Now let's explore how the standard deviation is related to the width of the distribution.  We'll define a new function, which makes the plot and then shades in the region $\mu-N\sigma$ to $\mu+N\sigma$, where $N$ is an argument of the function.

In [None]:
def plot_one_with_sigma(mu,sigma,N):
    d = plot_one(mu,sigma)
    x = np.linspace(mu-N*sigma,mu+N*sigma,100)
    plt.fill_between(x, 0.0, d.pdf(x), facecolor='0.6',edgecolor='none')
    return d

Let's try if for $N=1$.

In [None]:
d = plot_one_with_sigma(0.0,1.0,1)

Now let's make $\mu=4$, $\sigma=1$, and shade the region $\mu\pm2\sigma$.

In [None]:
d = plot_one_with_sigma(4.0,1.0,2)

Another convenient measure of the width is the *Full-Width-Half-Max* (FWHM):

    1. Draw a horizontal line halfway between 0 and the maximum value of the distribution.
    
    2. The width of the region in which this horizontal line is under the curve is the (FWHM).

In [None]:
d = plot_one_with_sigma(4.0,1.0,1)
half_max = 0.5*d.pdf(d.mean())
plt.axhline(half_max,0,1,linestyle=':',color='red')

<i class="fa fa-pencil" style="color:red; font-size:1.5em"></i> **Question:** (edit this cell to provide an answer)  How does the FWHM compare to $\sigma$?

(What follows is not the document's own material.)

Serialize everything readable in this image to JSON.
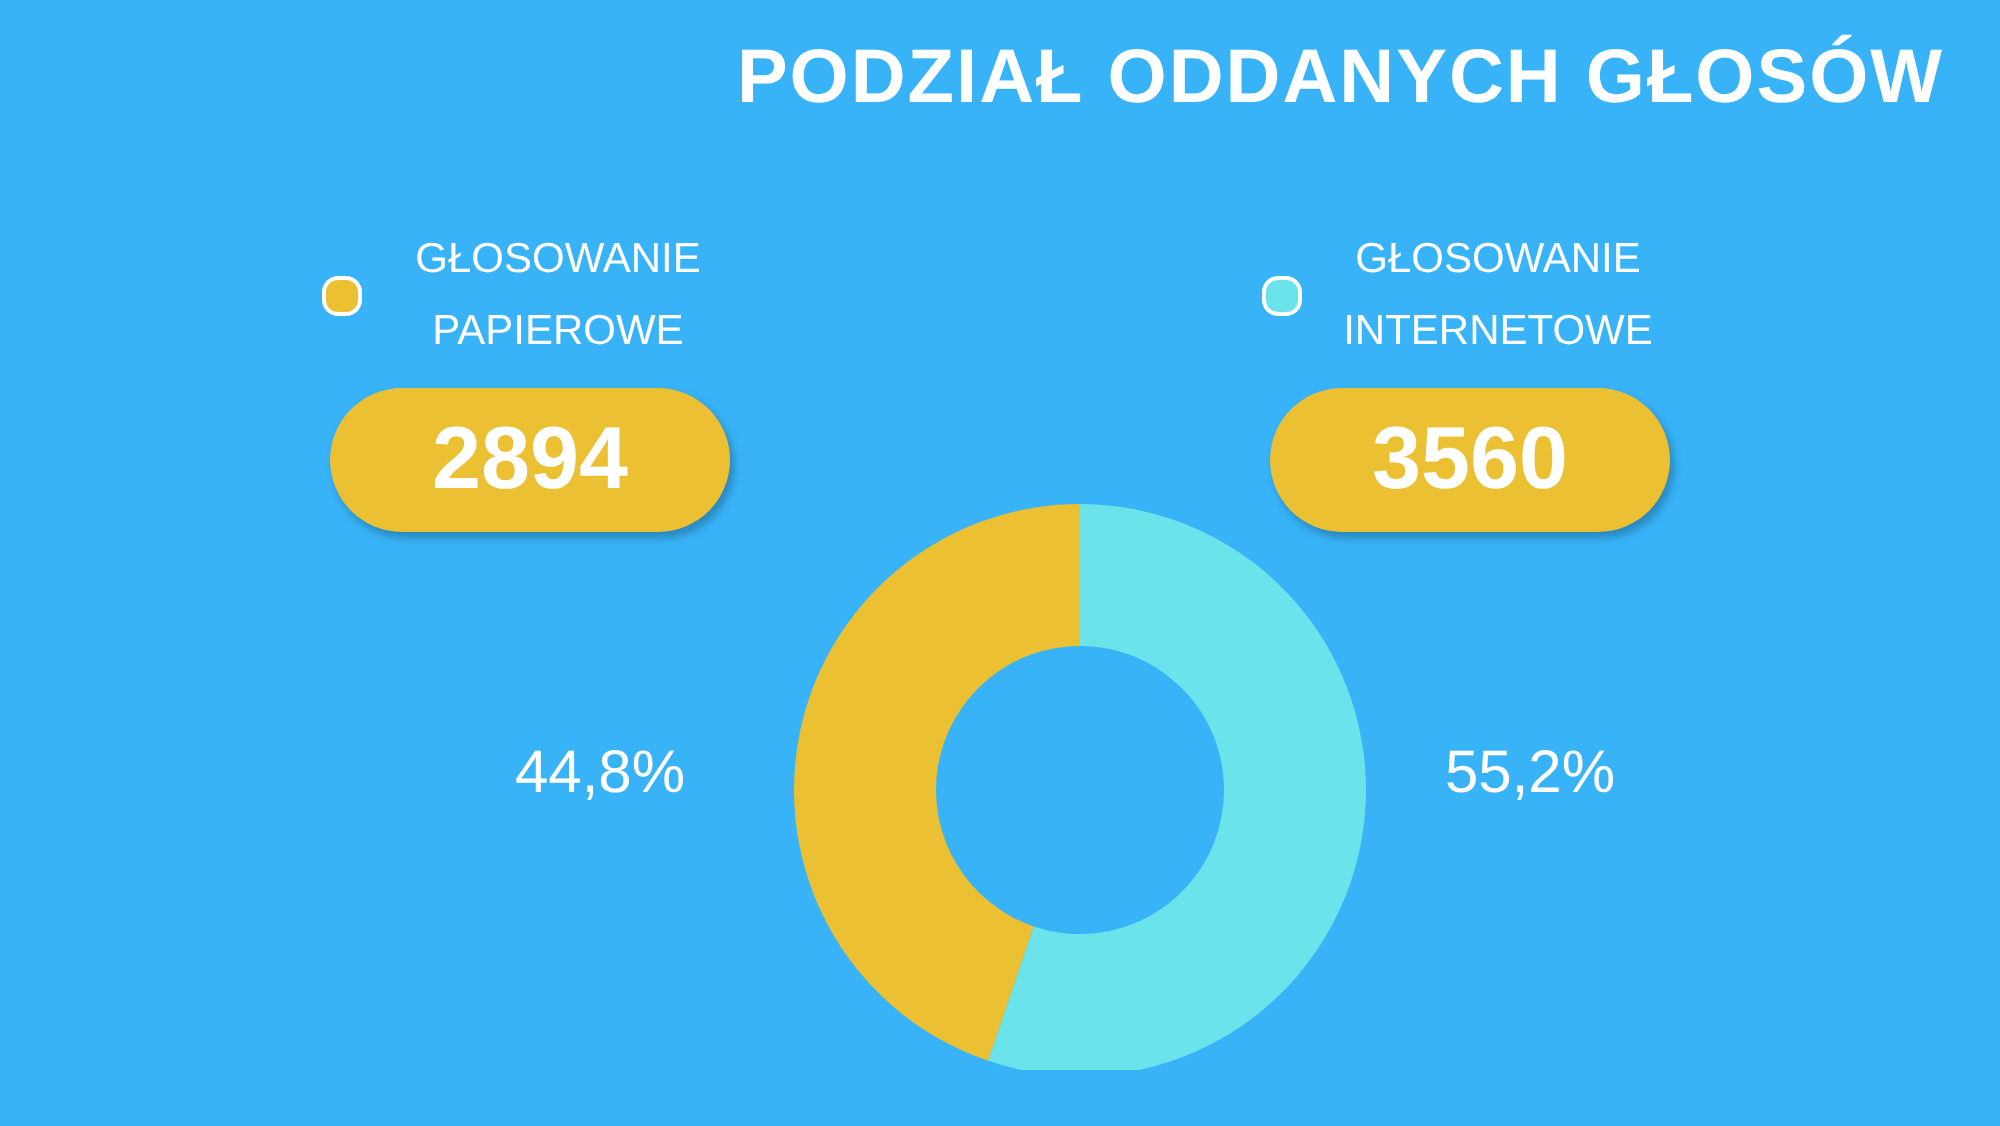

The probability that $x$ lies between two values, call them $x_L$ and $x_H$, is given by the integral over the distribution:
\begin{equation}
p(x_L < x < x_H) = \int_{x_L}^{x_H} \prob{x}\,\dif x
\end{equation}
Thus, the probability that $x$ is within one standard deviation of the mean, $p(\mu-\sigma < x < \mu + \sigma)$, is the shaded area in the following plot.

In [None]:
d = plot_one_with_sigma(3.0,2.0,1)

The shaded region has 68% of the total area under the curve.  In other words, if our measurement error follows a normal distribution, then if we make repeated measurements 68% of them will lie within one standard deviation of the mean.